Google Calendar bietet die Möglichkeit, bestimmte Kalender öffentlich zu stellen. Sinnvoll ist dieses Feature u.a. für Bands oder generell Vereine, die ihre Termine ohnehin publik machen und somit die Öffentlichkeit daran teilhaben lassen. Also ein sehr schönes Feature für Anbieter und Konsument. Leider scheint vielen Benutzern nicht klar zu sein, was sie dort freigeben, denn wenn man mal die Suche mit sensiblen Keywords füttert, lässt sich doch so einiges an interessanten Daten herausfinden, mit denen Unfug betreiben werden kann.
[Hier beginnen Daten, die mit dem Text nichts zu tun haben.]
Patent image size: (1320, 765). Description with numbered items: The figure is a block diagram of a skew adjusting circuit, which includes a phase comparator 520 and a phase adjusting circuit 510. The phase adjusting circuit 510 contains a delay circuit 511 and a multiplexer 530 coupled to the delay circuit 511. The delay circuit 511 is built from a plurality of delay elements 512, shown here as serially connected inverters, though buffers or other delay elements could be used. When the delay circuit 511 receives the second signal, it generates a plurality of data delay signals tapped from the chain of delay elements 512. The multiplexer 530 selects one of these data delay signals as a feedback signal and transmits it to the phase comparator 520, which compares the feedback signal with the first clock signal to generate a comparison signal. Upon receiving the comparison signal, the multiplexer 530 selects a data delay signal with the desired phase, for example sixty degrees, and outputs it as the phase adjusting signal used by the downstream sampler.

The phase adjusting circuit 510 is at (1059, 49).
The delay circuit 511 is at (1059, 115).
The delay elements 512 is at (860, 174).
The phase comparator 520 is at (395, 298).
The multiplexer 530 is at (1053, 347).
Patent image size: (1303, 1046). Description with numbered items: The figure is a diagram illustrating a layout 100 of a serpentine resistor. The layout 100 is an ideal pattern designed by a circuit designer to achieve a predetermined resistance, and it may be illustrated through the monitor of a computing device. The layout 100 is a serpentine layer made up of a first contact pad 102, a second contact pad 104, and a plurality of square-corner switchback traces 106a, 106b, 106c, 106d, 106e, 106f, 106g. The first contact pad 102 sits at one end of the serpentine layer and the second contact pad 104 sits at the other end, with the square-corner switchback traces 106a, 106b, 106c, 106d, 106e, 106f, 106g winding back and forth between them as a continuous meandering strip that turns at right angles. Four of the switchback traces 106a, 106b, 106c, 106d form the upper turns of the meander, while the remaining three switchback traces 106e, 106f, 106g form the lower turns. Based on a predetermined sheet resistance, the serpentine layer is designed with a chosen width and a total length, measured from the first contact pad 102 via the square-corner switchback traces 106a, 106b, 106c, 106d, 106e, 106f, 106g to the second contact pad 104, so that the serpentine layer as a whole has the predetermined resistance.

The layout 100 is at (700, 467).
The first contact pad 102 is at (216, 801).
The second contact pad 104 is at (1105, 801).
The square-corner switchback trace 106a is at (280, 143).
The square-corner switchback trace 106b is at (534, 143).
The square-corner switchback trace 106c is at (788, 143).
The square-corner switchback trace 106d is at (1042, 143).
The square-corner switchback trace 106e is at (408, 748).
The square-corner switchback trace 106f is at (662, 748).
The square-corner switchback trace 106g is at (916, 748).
Der Mensch war schon immer die größte Sicherheitslücke, da kann das zu schützende System noch so gut sein. Social Engineering nennt man das und leider hat sich schon oft herausgestellt, dass selbst Administratoren bereitwillig Passwörter herausgeben, wenn man sie nur psychologisch gekonnt dazu bewegt.
Zurück zu Google Calendar. Jedem Benutzer ist es möglich sämtliche öffentlichen Kalender nach einem oder mehreren Keywords zu durchsuchen. An sich kein sonderlich sicherheitskritisches Feature würde man meinen, doch auch hier zeigt sich wieder die Schwachstelle. Der Benutzer. Es ist erstaunlich, welche Kalender öffentlich geschaltet werden. Mit den entsprechenden Keywords ist es möglich, absolut sensible Daten über Personen herauszufinden. Wann das Premiere-Abo gekündigt werden soll, ob demnächst wieder im Beate Uhse Shop bestellt wird und wann der nächste Swinger Parkplatztreff ist.
Das sind natürlich schon harte Facts, die Headhuntern aufschlussreiche Informationen über den evtl. Neuzugang der Firma liefern können. Betrachtet man das Ganze aber aus der Sicht eines Hackers, so wird es noch übler. Es ist bekannt, dass Passwörter häufig einen Bezug zur es verwendenden Person beinhalten. Nicht selten bestehen Passwörter aus Tiernamen, Geburtstagen oder gar dem Autokennzeichen. Früher musste ein Hacker häufig direkten Kontakt bspw. über Instant Messaging oder aber IRL (in real life) mit der Person aufbauen, um gekonnt solche Informationen aus ihr herauslocken zu können.
Mittlerweile liefern die Opfer ihre Daten schon fast von selbst.